Saints celebrated on the 12th of May
SAINT RICTRUDES, ABBESS
[Saint Rictrude, Rictrudis, Richtrudis, Richtrudis.]
This mother of saints was a lady of the first quality in France, born in Gascony in 614, and married to Adalbald, one of the principal lords of the court of king Clovis.
HER FOUR CHILDREN
She had by him four children, who, copying after her example, and being happily educated in her maxims of perfect piety, deserved all to be honoured among the saints: namely, St Mauront, abbot of Breuil; St Clotsenda, abbess of Marchiennes; St Eusebia, or Isoye, abbess of Hamay; and St Adalsenda, a nun at Hamay. So great a benediction does the sanctity of parents draw upon a whole family.
St Amand being banished into the southern parts of France, Rictrudes finding him to be truly a man of God, committed herself entirely to his direction to walk with fervour in the paths of evangelical perfection.

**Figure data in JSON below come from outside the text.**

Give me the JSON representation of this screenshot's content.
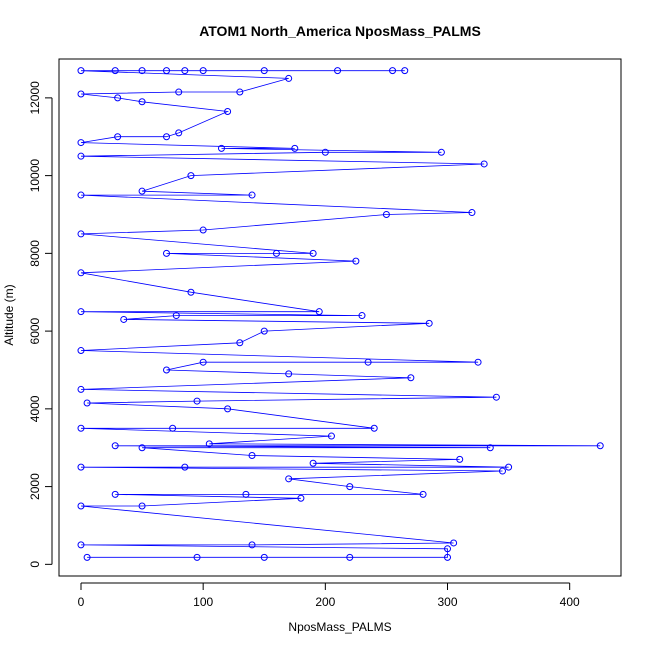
{
  "chart_data": {
    "type": "scatter",
    "title": "ATOM1 North_America NposMass_PALMS",
    "xlabel": "NposMass_PALMS",
    "ylabel": "Altitude (m)",
    "xlim": [
      -18,
      442
    ],
    "ylim": [
      -300,
      13000
    ],
    "xticks": [
      0,
      100,
      200,
      300,
      400
    ],
    "yticks": [
      0,
      2000,
      4000,
      6000,
      8000,
      10000,
      12000
    ],
    "color": "#0000ff",
    "series": [
      {
        "values": [
          [
            0,
            500
          ],
          [
            0,
            1500
          ],
          [
            0,
            2500
          ],
          [
            0,
            3500
          ],
          [
            0,
            4500
          ],
          [
            0,
            5500
          ],
          [
            0,
            6500
          ],
          [
            0,
            7500
          ],
          [
            0,
            8500
          ],
          [
            0,
            9500
          ],
          [
            0,
            10500
          ],
          [
            0,
            10850
          ],
          [
            0,
            12100
          ],
          [
            0,
            12700
          ],
          [
            5,
            180
          ],
          [
            5,
            4150
          ],
          [
            28,
            1800
          ],
          [
            28,
            3050
          ],
          [
            28,
            12700
          ],
          [
            30,
            11000
          ],
          [
            30,
            12000
          ],
          [
            35,
            6300
          ],
          [
            50,
            9600
          ],
          [
            50,
            11900
          ],
          [
            50,
            12700
          ],
          [
            50,
            3000
          ],
          [
            50,
            1500
          ],
          [
            70,
            8000
          ],
          [
            70,
            12700
          ],
          [
            70,
            11000
          ],
          [
            70,
            5000
          ],
          [
            75,
            3500
          ],
          [
            78,
            6400
          ],
          [
            80,
            11100
          ],
          [
            80,
            12150
          ],
          [
            85,
            2500
          ],
          [
            85,
            12700
          ],
          [
            90,
            10000
          ],
          [
            90,
            7000
          ],
          [
            95,
            180
          ],
          [
            95,
            4200
          ],
          [
            100,
            12700
          ],
          [
            100,
            8600
          ],
          [
            100,
            5200
          ],
          [
            105,
            3100
          ],
          [
            115,
            10700
          ],
          [
            120,
            4000
          ],
          [
            120,
            11650
          ],
          [
            130,
            5700
          ],
          [
            130,
            12150
          ],
          [
            135,
            1800
          ],
          [
            140,
            500
          ],
          [
            140,
            2800
          ],
          [
            140,
            9500
          ],
          [
            150,
            180
          ],
          [
            150,
            6000
          ],
          [
            150,
            12700
          ],
          [
            160,
            8000
          ],
          [
            170,
            2200
          ],
          [
            170,
            12500
          ],
          [
            170,
            4900
          ],
          [
            175,
            10700
          ],
          [
            180,
            1700
          ],
          [
            190,
            8000
          ],
          [
            190,
            2600
          ],
          [
            195,
            6500
          ],
          [
            200,
            10600
          ],
          [
            205,
            3300
          ],
          [
            210,
            12700
          ],
          [
            220,
            180
          ],
          [
            220,
            2000
          ],
          [
            225,
            7800
          ],
          [
            230,
            6400
          ],
          [
            235,
            5200
          ],
          [
            240,
            3500
          ],
          [
            250,
            9000
          ],
          [
            255,
            12700
          ],
          [
            265,
            12700
          ],
          [
            270,
            4800
          ],
          [
            280,
            1800
          ],
          [
            285,
            6200
          ],
          [
            295,
            10600
          ],
          [
            300,
            180
          ],
          [
            300,
            400
          ],
          [
            305,
            550
          ],
          [
            310,
            2700
          ],
          [
            320,
            9050
          ],
          [
            325,
            5200
          ],
          [
            330,
            10300
          ],
          [
            335,
            3000
          ],
          [
            340,
            4300
          ],
          [
            345,
            2400
          ],
          [
            350,
            2500
          ],
          [
            425,
            3050
          ]
        ]
      }
    ]
  }
}
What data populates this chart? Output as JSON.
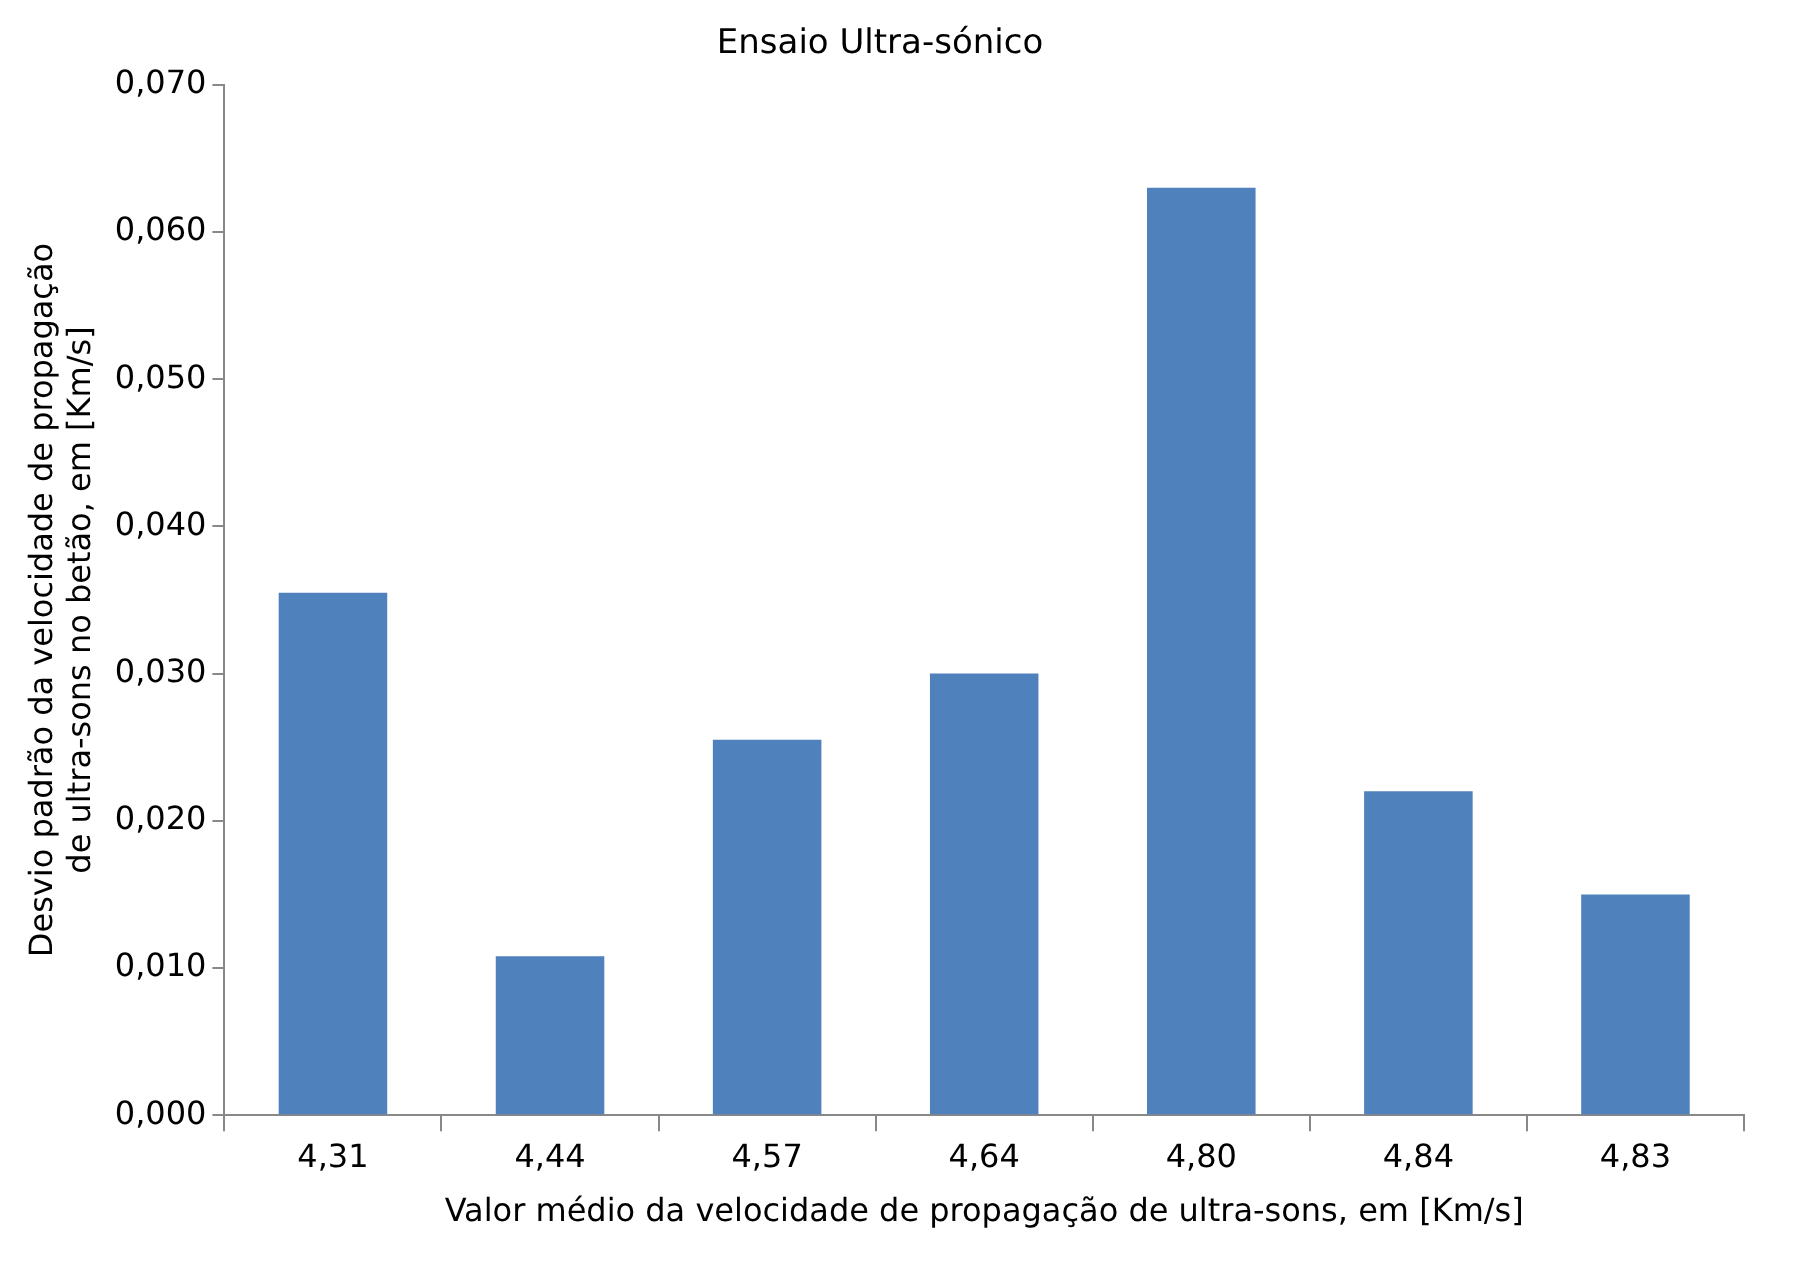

THE MOST GRIEVOUS TEMPORAL AFFLICTION PROVED HER GREATEST SPIRITUAL BLESSING
The death of her husband, who was assassinated in his return from his estates in Flanders, not only set her at liberty, but was a powerful means to wean her heart perfectly from the world. Thus the most grievous temporal affliction proved her greatest spiritual blessing.
SHE STOOD HER GROUND
She was yet young, and exceedingly rich; and king Clovis II sought, even by threats, to oblige her to marry one of his favourite courtiers. However, she maintained her ground, and at length was permitted to receive the religious veil from the hands of St Amand.
THE NUNNERY
She had before this founded an abbey of monks on a marshy ground in her estate of Marchiennes, under the direction of St Amand. Being now a widow, she built a separate monastery for nuns in the same place, which she governed herself forty years.
AUSTERITIES AND PRAYERS
She was clad with rough hair-cloth, and fasted, watched, and prayed almost without intermission. She sighed continually after the goods of the heavenly Jerusalem; for, as St Bernard says: “Thou desirest not sufficiently the joys to come if thou dost not daily ask them with tears. Thou knowest them not, if thy soul doth not refuse all comfort till they come.”
THE OCEAN OF HIS LOVE
When the film with which the love of the world covers the eye of the soul is removed, by a perfect disengagement of the heart from its toys, then she sees and feels the weight of her distance from her God. And till she can be drowned in the ocean of his love, she finds no other comfort in her banishment but in the contemplation of his goodness, and in sighs excited by his love.
HER HAPPY DEATH
Rictrudes, that she might more freely pursue these exercises, which were the delight of her heart, resigned her superiority some time before her happy death, which happened on May 12, 688, she being seventy-four years old. This nunnery was abolished, and its revenues given to the monks in the same place, in 1028.
HER RELICS
The body of St Rictrudes is honourably entombed in the church of that great Benedictine abbey. Her name is inserted in many monastic and local calendars, and several churches and altars have been formerly erected in Flanders under her invocation, mentioned by Papebroke. In the church of St Amatus at Douay, in the chapel of St Mauront, among the statues of the saints of his family the third is that of St Rictrudes. Her life was compiled by Hucbald, a learned monk of St Amand’s, in 907.